Aug 10, 2022 News
Kaieteur News – Despite taking an US$11.6M loan from the Inter-American Development Bank (IDB) back in 2018 to strengthen the nation’s governance framework for the oil sector, several objectives were either not achieved, or, in cases where they were, are no longer being utilised by the current administration.
According to an IDB report on the performance of the loan, it was noted that a key goal for the bank was the creation of a development plan for Guyana’s oil and gas sector. Given Guyana’s inexperience in handling such a massive and highly technical sector, that plan was intended to outline what steps ought to be taken to build up institutional capacity. That plan was also intended to guide the country on all the experts it needed along with demarcating how and in what fields Guyana should start training for its people to be in the driver’s seat of managing the industry.
The IDB said too that this is a critical document for the country to be armed with noting that its advice in this regard was premised on the governance and institutional development experiences of other resource-rich countries, even as it recognised that the circumstances of each country are unique, as are industry and market circumstances at any point in time.

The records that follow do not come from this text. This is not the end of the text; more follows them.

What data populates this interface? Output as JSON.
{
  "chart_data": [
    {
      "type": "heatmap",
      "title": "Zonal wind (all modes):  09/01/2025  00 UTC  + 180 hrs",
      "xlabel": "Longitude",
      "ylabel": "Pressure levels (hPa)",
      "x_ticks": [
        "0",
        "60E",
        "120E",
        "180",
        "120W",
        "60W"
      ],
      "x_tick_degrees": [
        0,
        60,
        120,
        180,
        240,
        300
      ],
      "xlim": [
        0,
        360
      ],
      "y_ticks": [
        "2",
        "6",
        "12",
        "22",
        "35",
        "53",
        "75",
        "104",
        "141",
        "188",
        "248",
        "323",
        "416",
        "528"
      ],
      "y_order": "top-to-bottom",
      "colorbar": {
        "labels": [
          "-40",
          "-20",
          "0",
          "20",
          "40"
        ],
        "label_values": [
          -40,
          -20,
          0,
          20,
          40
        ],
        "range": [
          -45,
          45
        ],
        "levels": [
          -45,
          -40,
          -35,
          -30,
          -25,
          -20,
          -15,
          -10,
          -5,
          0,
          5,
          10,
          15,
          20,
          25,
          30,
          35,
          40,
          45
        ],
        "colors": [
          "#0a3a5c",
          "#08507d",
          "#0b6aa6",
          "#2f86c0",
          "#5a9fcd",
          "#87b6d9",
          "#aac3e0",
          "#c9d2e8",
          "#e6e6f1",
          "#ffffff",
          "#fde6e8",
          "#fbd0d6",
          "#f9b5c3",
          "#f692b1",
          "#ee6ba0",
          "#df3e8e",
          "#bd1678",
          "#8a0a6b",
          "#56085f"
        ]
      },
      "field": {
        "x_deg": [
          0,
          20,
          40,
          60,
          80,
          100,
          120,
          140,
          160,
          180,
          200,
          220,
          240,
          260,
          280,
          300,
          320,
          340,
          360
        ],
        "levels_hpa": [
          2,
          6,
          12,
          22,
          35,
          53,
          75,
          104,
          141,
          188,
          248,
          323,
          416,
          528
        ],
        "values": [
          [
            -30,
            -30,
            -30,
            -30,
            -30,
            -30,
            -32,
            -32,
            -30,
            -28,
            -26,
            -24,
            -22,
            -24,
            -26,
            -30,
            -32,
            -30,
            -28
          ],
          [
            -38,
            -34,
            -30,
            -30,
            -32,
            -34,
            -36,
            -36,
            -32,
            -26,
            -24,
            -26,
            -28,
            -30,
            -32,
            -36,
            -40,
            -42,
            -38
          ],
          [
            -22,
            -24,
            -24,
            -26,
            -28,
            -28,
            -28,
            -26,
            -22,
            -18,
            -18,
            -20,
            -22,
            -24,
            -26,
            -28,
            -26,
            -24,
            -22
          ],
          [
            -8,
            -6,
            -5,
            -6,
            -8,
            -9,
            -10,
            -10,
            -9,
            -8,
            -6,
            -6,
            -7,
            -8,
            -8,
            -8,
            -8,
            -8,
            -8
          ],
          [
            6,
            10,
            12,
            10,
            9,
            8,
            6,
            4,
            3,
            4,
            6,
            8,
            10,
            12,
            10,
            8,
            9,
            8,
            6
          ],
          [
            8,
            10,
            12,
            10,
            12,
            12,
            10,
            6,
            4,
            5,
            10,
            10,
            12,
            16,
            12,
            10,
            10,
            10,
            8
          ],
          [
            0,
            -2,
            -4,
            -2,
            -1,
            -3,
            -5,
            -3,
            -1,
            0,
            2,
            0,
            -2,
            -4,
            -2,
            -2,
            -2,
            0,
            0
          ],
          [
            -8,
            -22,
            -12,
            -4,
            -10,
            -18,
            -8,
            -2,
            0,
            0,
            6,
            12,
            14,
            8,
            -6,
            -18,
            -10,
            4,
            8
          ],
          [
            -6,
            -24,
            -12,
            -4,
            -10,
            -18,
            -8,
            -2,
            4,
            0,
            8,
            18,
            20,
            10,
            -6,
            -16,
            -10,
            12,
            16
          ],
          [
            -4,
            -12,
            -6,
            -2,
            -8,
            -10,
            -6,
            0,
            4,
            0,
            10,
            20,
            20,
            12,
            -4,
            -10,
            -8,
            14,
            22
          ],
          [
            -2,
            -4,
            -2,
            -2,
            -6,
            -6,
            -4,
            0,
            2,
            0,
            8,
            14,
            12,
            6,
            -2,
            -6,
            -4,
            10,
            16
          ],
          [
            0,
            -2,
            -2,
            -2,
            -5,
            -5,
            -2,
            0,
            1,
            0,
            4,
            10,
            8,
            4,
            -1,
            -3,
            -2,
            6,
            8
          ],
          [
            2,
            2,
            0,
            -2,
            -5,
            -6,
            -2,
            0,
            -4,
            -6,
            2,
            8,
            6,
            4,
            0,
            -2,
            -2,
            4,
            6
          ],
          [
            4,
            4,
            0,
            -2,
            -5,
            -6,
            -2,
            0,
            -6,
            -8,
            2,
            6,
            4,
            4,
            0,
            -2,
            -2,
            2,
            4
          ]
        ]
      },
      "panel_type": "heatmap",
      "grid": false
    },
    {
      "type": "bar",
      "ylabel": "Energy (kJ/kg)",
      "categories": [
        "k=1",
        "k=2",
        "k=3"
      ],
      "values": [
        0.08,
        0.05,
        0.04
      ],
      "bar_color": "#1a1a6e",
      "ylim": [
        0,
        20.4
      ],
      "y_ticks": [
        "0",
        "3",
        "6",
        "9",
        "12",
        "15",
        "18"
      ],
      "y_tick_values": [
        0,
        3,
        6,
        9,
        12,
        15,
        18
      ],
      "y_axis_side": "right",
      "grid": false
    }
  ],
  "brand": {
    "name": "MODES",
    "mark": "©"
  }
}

The financial institution said Guyana was poised to have a plan that drew from those nations that developed an effective institutional architecture for the governance of their energy resources such as, Brazil, Colombia, and Norway and most recently, Mexico. It reasoned that these and other countries provide lessons and widely recognised best practices which can be considered as orientating experiences and benchmarks for Guyana.
The sectoral plan was also expected to lay out what are the objectives of the government with the oil funds for the benefit of the people of Guyana. It would have also served as the people’s first line of defense on holding the government accountable should it divert from the agreed pace of institutional and economic development with the funds.
Importantly, the bank contended that it is crucial for Guyana to have a development plan for the sector as it would outline what mechanisms are to be implemented and over what time period for the State to sustainably administer its resources, manage risks and opportunities, and incorporate oil revenues into the development and diversification of certain sectors.
In Tuesday’s publication, it was reported that a Depletion Policy Guideline for the oil and gas sector was one of the targets achieved under the loan but the PPP/C Government refused to make use of it. Those guidelines essentially serve to help Guyana independently determine the right pace of oil extraction and development, all the while giving authorities enough time to develop their governance systems.
Government has contended however that Guyana needs to pump all of its oil as fast as possible since the world is moving away from major fossil fuel use by 2050.
OTHER UNDERUTILISED LOANS
This IDB loan is not the first to be underutilised. Kaieteur News previously reported that the PPP/C Government has also placed a US$20M World Bank loan on pause.
That money was approved on March 29, 2019 for the Guyana Petroleum Resources Governance and Management Project (GPRGMP). The programme’s objective is to ensure the enhancement of legal and institutional frameworks and the strengthening of the capacity of key institutions to manage the oil and gas sector.
The financial institution said in a report that the project’s overall implementation has been downgraded to ‘Moderately Unsatisfactory’, with around 24 percent of the total credit disbursed and no disbursement requests received by the Bank since the second quarter of 2021.
The bank in its report said that the government has indicated as recently as late December 2021, its intention to “refine the scope of the project to bring it in line with current government priorities.” That process is still ongoing.
This newspaper also reported that a US$1M grant from the World Bank to strengthen the monitoring capacity of the Environmental Protection Agency (EPA) was also underutilised. This programme had, for example, set the stage for the regulator to be armed with a 34-member unit of oil and gas experts including highly specialised and experienced petroleum, geological and environmental engineers. This, among other objectives under the grant, are yet to materialise.